Justice Bernette Johnson is poised to become the first black chief justice of the Louisiana Supreme Court, now that her colleagues have rejected a racially charged challenge to her seniority.
Johnson, who was appointed to the court as part of a settlement over civil rights violations under the Voting Rights Act, has been serving on the court longer than any other judge, and was prepared under the state’s seniority system to take on the court’s top spot when Chief Justice Catherine Kimball retired. Even today, Johnson is the only black Supreme Court justice in a state in which nearly one third of residents are black. As part of the 1994 settlement, an eighth seat was initially added to the court, but because the state Constitution capped the number of justices at seven, Johnson was appointed to the appellate court, though she served as a member of the high court for her entire tenure.

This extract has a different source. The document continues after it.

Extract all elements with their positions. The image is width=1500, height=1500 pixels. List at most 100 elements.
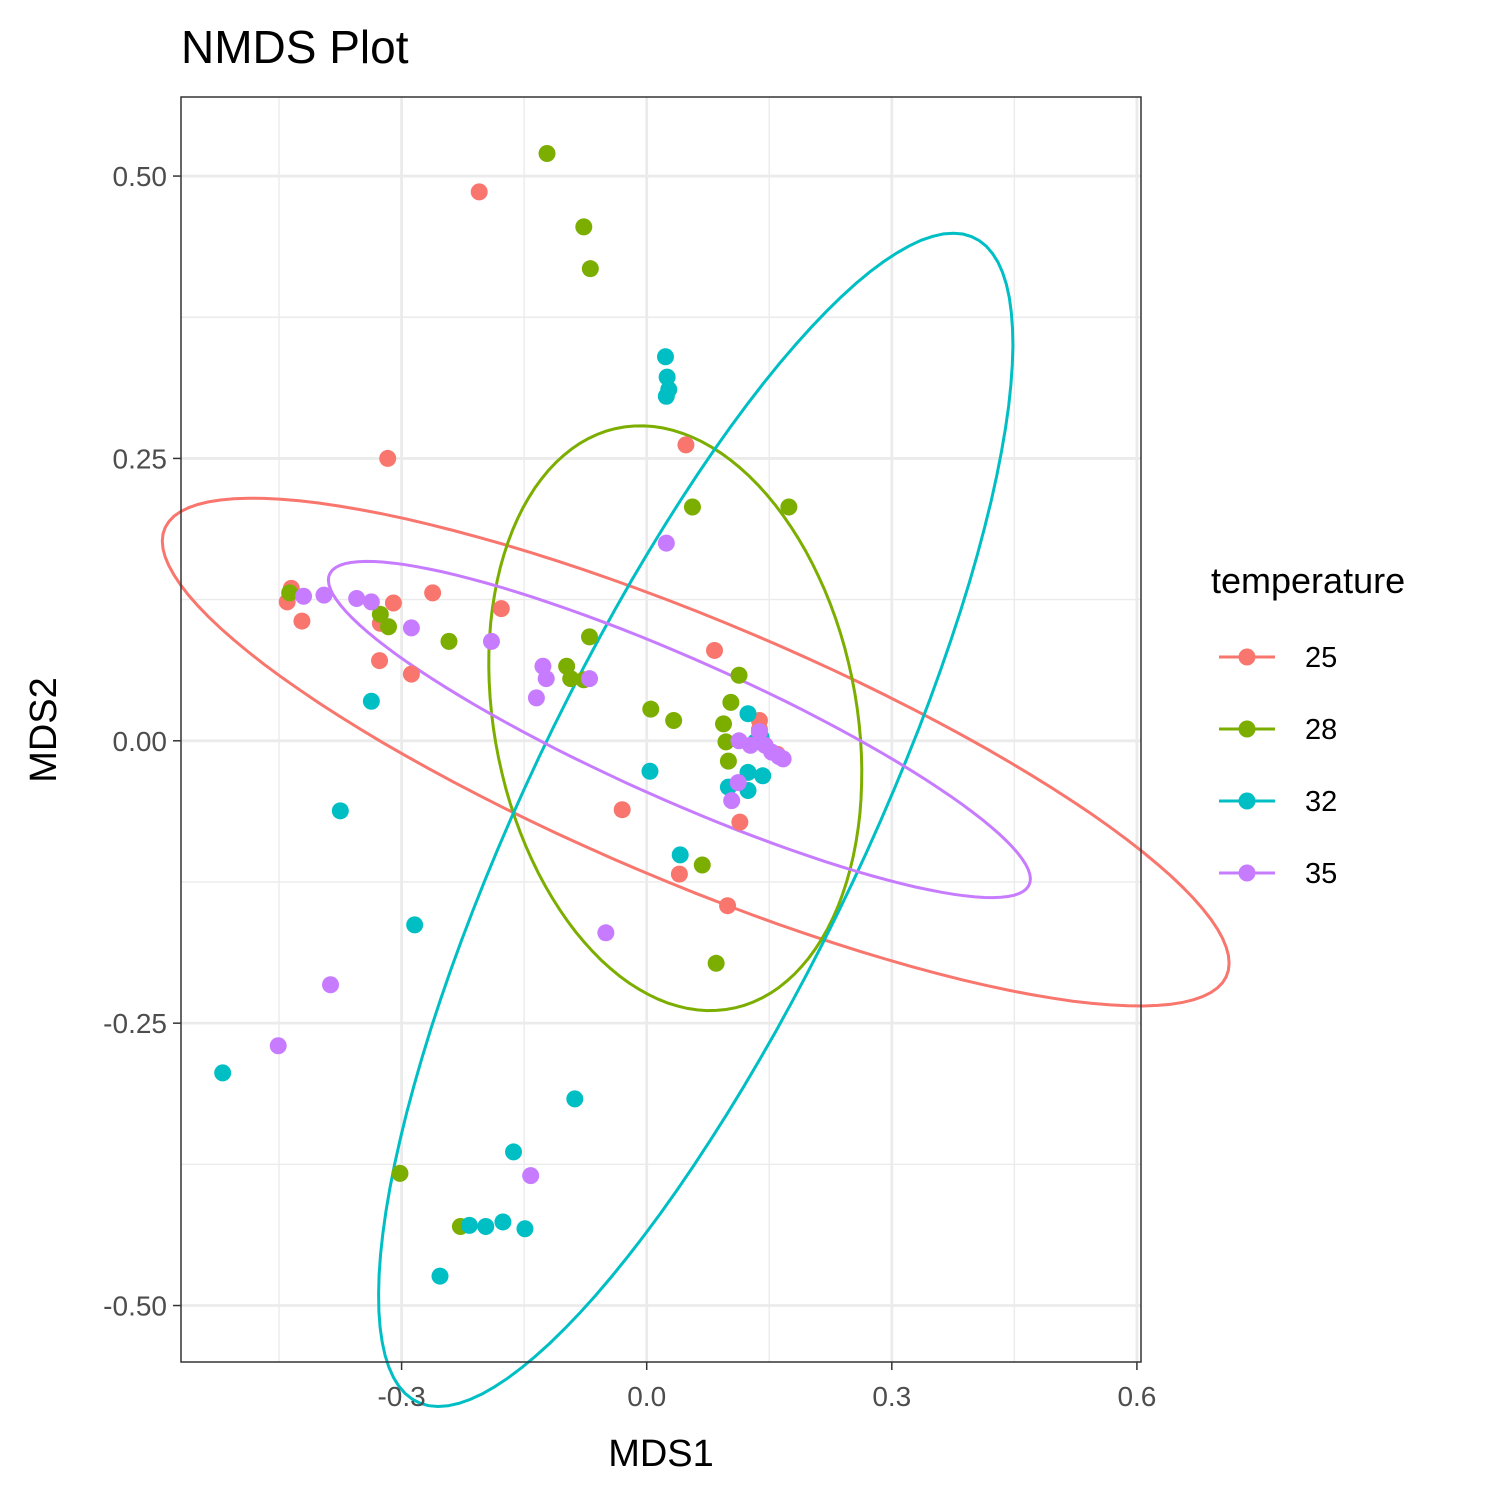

When Kimball announced she would retire, some of Johnson’s colleagues alleged that because Johnson was first appointed as a judge on the state’s appellate court and was only later elected directly to the Supreme Court, her first years serving on the court did not count towards her seniority. Johnson sued in federal court, seeking enforcement of the initial consent decree. District Judge Susie Morgan sided with Johnson, finding that the consent judgment calls for her six years serving the court as an eighth member “to be credited to her for all purposes under Louisiana law.”
Gov. Bobby Jindal appealed the ruling to the federal appeals court. But while that appeal was pending, Chief Justice Kimball asked her state Supreme Court colleagues not involved in the dispute to issue their own decision. In an opinion released Tuesday, the justices sided with Johnson, holding that “Justice Johnson is presently most senior for purposes of succeeding to the office of chief justice.” The decision appears to have rendered the appeal moot, but remarkably, even with the federal trial court and the majority of the state Supreme Court justices siding definitively with Johnson, the state’s lawyers have apparently asked for more time to consider how to proceed, according to Reuters. Hopefully, this is just procedural caution, and not an even bolder manifestation of hostility toward racial justice.